Disse-lhe que estava em João Pessoa para resolver um assunto de serviço, mas que ela não precisava se preocupar, pois eu iria procurar um hotel para ficar.

Eu demonstrava estar ali somente para uma visita, sem deixar transparecer que não tinha condições sequer para pagar uma simples hospedaria e que buscava sua ajuda, naquela noite.

Minha mãe pareceu despreocupar-se com a minha chegada repentina e começou a bombardear-me com perguntas e mais perguntas que eu respondia evasiva e cuidadosamente.

Em tom lamurioso, ela passou a falar de sua vida. Disse que fornecia refeições para os soldados da guarda do presídio, mas estava pensando em parar com essa atividade, porque eles almoçavam fiado, para pagamento no fim do mês, e, quando eram transferidos para o interior, partiam sem saldar as suas dívidas.

Percebi que ela tentava mostrar-me suas dificuldades financeiras, para que eu não me iludisse. Então, resolvi contar os motivos que me levaram a João Pessoa:

— Através de meu pai consegui um emprego provisório como Agente Recenseador, em Brejo do Cruz. Porém, um mal-entendido entre mim e o representante do IBGE resultou no meu desligamento. Sem emprego, sem dinheiro e sem família, ficou impossível a minha permanência naquela cidade. Decidi, então, vir discutir esse meu desligamento junto à Administração do IBGE, uma vez que não recebi o que me é devido. E, se tudo der certo, ficarei por aqui.

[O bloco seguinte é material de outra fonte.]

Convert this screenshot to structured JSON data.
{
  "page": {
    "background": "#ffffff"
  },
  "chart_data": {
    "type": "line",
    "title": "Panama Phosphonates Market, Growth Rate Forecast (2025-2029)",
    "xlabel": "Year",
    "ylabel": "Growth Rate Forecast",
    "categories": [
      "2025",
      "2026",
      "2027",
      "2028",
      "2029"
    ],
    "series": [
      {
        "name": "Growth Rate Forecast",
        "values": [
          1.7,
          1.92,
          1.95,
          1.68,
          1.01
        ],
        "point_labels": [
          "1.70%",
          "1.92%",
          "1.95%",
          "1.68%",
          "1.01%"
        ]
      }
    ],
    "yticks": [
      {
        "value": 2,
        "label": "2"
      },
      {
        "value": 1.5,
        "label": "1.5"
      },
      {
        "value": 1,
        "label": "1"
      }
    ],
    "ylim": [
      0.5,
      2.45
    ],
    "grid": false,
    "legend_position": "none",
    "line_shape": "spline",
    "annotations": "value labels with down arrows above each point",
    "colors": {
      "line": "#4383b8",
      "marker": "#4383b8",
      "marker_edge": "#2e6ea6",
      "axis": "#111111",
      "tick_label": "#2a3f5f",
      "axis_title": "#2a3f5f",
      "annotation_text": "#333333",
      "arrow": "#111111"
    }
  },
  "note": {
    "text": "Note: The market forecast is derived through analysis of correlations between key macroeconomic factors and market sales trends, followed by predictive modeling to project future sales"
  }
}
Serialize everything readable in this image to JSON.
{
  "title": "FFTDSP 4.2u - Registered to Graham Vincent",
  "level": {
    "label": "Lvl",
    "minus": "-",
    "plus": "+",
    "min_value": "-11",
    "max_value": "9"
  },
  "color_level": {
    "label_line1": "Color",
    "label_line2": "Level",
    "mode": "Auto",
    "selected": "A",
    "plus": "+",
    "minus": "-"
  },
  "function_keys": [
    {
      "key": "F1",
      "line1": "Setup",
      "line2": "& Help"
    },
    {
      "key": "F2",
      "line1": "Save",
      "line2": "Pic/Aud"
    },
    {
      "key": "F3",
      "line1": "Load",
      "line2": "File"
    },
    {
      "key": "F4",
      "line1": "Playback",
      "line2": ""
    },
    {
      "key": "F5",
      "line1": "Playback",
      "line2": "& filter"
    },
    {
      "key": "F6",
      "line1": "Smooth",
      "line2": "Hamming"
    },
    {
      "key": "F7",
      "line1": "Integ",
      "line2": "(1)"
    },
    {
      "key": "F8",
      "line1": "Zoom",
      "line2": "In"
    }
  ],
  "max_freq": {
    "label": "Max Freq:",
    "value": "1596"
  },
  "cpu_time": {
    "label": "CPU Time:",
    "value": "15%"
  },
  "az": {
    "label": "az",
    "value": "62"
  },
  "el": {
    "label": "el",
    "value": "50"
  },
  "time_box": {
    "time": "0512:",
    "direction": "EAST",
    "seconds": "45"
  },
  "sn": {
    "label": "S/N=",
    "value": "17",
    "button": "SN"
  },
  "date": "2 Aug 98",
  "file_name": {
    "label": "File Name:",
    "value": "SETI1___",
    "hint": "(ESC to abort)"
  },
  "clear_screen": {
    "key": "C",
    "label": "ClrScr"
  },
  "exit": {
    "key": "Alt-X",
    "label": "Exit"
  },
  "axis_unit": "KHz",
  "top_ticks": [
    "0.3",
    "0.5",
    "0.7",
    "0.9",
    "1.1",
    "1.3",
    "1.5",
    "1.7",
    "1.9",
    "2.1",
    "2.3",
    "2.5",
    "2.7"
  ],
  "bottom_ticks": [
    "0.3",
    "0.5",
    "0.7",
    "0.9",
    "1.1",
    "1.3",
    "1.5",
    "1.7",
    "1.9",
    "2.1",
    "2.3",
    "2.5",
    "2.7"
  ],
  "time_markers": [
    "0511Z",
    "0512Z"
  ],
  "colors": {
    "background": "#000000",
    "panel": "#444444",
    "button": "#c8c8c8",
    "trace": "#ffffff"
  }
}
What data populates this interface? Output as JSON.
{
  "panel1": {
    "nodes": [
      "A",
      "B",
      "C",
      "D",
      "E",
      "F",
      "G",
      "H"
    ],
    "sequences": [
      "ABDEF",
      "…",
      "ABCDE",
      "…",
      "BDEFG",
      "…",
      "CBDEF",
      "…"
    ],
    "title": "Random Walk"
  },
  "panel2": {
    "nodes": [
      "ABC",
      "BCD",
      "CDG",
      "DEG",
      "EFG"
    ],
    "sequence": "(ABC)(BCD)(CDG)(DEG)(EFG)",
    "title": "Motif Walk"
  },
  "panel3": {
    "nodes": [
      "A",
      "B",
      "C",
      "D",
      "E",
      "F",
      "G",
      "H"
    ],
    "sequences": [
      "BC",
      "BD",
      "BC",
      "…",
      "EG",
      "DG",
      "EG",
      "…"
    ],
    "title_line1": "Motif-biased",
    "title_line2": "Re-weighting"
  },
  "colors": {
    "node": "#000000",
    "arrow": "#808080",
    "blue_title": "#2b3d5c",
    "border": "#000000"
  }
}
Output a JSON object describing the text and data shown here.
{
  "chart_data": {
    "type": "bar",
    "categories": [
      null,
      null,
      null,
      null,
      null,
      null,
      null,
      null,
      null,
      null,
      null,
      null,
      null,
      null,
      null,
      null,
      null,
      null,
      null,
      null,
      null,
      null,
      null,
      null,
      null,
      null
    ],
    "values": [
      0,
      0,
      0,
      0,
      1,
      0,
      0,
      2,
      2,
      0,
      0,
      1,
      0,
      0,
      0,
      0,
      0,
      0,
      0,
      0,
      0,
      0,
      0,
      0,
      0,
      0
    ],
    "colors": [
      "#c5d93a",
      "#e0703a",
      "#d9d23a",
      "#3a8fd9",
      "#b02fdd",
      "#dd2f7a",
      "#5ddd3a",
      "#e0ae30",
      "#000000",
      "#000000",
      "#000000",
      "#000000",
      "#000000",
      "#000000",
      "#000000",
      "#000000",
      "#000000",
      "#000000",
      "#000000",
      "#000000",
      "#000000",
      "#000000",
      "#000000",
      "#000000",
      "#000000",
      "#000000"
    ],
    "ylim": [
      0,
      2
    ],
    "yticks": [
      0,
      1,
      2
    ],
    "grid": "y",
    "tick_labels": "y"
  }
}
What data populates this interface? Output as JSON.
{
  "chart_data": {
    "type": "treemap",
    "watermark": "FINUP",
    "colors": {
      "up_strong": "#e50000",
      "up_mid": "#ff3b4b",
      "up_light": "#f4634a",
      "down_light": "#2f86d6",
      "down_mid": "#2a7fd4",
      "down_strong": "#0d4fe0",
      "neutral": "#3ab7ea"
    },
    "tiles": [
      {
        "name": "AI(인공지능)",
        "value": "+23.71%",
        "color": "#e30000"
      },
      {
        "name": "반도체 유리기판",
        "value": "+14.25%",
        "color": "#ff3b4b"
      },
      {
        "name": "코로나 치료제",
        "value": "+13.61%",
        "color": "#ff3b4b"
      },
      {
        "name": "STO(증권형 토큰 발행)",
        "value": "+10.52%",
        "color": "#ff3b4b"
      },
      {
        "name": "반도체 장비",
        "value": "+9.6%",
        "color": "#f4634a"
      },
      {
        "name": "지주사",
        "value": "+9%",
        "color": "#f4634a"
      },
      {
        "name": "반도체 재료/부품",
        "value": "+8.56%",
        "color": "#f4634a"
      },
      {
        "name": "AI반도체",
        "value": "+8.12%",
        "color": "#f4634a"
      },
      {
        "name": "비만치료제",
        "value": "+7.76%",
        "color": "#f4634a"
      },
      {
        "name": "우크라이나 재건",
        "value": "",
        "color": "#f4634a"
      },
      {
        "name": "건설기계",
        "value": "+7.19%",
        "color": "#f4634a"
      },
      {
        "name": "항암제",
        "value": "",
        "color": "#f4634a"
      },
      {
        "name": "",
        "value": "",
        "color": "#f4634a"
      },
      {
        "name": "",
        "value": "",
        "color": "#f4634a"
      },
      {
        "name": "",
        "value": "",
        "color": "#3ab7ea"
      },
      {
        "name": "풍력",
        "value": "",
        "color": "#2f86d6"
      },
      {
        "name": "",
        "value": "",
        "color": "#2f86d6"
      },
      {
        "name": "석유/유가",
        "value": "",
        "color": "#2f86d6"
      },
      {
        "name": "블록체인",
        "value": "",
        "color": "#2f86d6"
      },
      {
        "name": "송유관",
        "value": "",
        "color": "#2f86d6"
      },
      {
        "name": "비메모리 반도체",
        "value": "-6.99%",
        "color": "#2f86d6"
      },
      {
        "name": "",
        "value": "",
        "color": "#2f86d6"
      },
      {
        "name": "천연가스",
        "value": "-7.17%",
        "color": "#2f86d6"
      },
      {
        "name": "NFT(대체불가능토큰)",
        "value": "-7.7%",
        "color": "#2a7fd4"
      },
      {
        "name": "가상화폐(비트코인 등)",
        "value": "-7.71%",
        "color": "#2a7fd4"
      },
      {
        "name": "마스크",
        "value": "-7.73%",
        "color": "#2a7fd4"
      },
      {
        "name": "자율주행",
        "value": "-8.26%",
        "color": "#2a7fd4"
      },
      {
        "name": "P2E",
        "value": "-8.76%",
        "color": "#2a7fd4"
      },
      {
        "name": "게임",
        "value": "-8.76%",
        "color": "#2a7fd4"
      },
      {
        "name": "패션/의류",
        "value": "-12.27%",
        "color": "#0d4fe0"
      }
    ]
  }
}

Falei também da minha intenção inicial de ir ao encontro de meu pai, mas estava percebendo que ele morava muito longe da capital.

Minha mãe respirou fundo e, com fisionomia preocupada, falou:

— Não estou em condições de lhe oferecer ajuda financeira, mas se você não se incomodar poderá dormir na sala esta noite e almoçar comigo amanhã. Está bem assim?

Desculpou-se, dizendo que a casa era muito pequena, com apenas três cômodos: sala, quarto e cozinha.

Não discuti, aceitei imediatamente. Naquela noite ficamos até tarde falando de nossas vidas. Minha mãe contou os momentos difíceis por que passou depois que deixou meu pai e teve que, sozinha, na condição de mulher separada, encontrar meios para sobreviver, pois era isso o que ela fazia: sobrevivia.

Enquanto ela falava, meu pensamento vagava e eu me lembrei da última vez em que nos vimos, na fazenda São Pedro, em Patos, quando ela me levou de presente um carrinho de lata, na cor vermelha. Eu tinha 8 anos. Da imagem que eu guardara dela pouco havia se modificado. Porém, percebia que minha mãe se tornara uma mulher sofrida, e essa constatação me chocou.

O vento soprava fresco por entre as folhas das bananeiras, produzindo um sibilado incomum. Caminhei até a porta e virando-me para ela disse:

— Se acontecer o que eu estou pensando, ficarei por aqui.

Dormi pela primeira vez na casa da minha mãe...e em João Pessoa.